My feeling is that the name “Friendship” simply isn’t appropriate for a High School—a place whose primary purpose is to teach students skills and knowledge to help them earn a living. 

Also, students take a sense of pride in where they go to school. Think I’m wrong? Look how many people have stickers on their cars of where they went to school, especially universities. I have my doubts about "Friendship" garnering the same fervor as other school names.

The word “friendship,” in and of itself, has a broad meaning—much broader than a historic area in North Carolina. That's precisely the point that people against the name were trying to make.

Some of those in favor of the name took the challenge as a personal affront. According to reports, (which I won’t quote or site so I won’t get sued, but you can look it up by just doing a Google search) one person who lives close to the area said the people in the Friendship area felt like those against the name were doing it out of other reasons—racial implications were brought up.

As of the posting of this blog, the smaller group got their way: the school was named for an area close to where it was built, regardless of the meaning of the word. This isn’t unheard of—many schools are named for the streets where they are built.

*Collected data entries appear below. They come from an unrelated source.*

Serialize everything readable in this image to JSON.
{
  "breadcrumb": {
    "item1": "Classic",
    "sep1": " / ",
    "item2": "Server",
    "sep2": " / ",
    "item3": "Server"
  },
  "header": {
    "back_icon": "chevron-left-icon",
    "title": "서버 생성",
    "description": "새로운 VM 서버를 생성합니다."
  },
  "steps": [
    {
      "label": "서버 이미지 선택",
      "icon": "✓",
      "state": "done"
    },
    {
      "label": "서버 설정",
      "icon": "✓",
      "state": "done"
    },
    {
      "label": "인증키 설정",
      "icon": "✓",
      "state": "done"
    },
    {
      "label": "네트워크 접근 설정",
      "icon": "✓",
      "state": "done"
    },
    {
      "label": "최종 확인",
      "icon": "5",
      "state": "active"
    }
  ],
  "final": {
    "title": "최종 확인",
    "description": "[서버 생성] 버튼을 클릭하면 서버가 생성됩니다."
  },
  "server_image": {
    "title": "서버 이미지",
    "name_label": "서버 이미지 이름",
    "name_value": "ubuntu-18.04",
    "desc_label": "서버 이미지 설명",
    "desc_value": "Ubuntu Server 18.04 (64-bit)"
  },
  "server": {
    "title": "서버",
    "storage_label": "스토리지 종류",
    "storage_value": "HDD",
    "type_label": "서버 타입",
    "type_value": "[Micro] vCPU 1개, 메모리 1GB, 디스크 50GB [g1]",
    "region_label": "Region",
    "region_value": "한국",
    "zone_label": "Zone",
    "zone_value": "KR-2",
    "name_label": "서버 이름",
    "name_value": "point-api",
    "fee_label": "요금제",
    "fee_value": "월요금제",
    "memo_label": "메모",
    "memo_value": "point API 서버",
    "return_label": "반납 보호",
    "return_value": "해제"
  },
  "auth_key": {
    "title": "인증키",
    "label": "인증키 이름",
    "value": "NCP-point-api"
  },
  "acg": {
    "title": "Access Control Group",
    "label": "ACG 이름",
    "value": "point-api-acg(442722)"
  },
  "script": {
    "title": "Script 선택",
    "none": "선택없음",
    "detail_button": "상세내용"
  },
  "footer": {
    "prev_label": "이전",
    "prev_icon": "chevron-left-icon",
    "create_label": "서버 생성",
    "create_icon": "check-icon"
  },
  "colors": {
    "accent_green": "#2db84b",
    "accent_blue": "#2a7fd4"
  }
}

To that end, since this precedent has now been set, I not-so-humbly propose the following names for buildings and such based on REAL streets in Apex:

Apex Barbecue Road Kill Removers
Battery Bee Home for Abused Women
Battlewood Pre-school
Bright Beginning Funeral Parlor
Buena Vista Landfill
Burnt Hickory Fire Department
Cabin Wood Apartments
Care Free Psychologists
Cash Street Homeless Shelter
Castleburg Mobile Home Park
Country Hearts Divorce Attorneys
Deep Gap Surgeons
Elm Street Dream Center
Flippin Bird Sanctuary
Forget Me Not Retirement Home
Gentlewoods Prison
Grazing Meadows Public Pool
Gumdrop Dentistry
Hickory Bottom Weight Loss Center
Leisure Fitness Center
Lone Eagle Bird Sanctuary
Modest Lingerie
Peace Haven Gun and Pawn
Penny Investments
Poets Corner Auto body Shop
Prince Dead End Midwives
Rabbit Walk Taxidermy
Rocky Mountain Yachts
Secluded Acres Public Park
Timber Cut Arboretum
Tobacco Farm Cancer Treatment Center
Weeping Oak Cemetery
Xanthacarpa Spelling Center
Yellow Rainbow Septic Tank Services

Monday, August 5, 2013

Book review of “Penumbras” by Braden Bell

I’m delighted to share my insight on a wonderful new book, “Penumbras” by Braden Bell. It is the second book of the series, following the delightful “The Kindling.”

Bell sets out to tell a tale of “Middle School Magic” and he nails it. The characters Conner, Lexa, and Melanie are realistic and grounded enough for the fantasy elements to shine.

Too often, in my opinion, authors forget the basic concept that characters need to be interesting or people won’t care what happens to them. In reading “Penumbras,” I felt like I was getting back together with friends I’d not seen in a while and I loved the visit.

I don’t want to spoil the details of the book. And boy, are there some wonderful surprises and great moments waiting for you in these pages! I will say that Braden Bell has a gift of making the magical elements of the book work within the framework of the story. Yes, magic is a big part of the story, but at its heart, it’s about the characters—and that’s what made this book a wonderful read!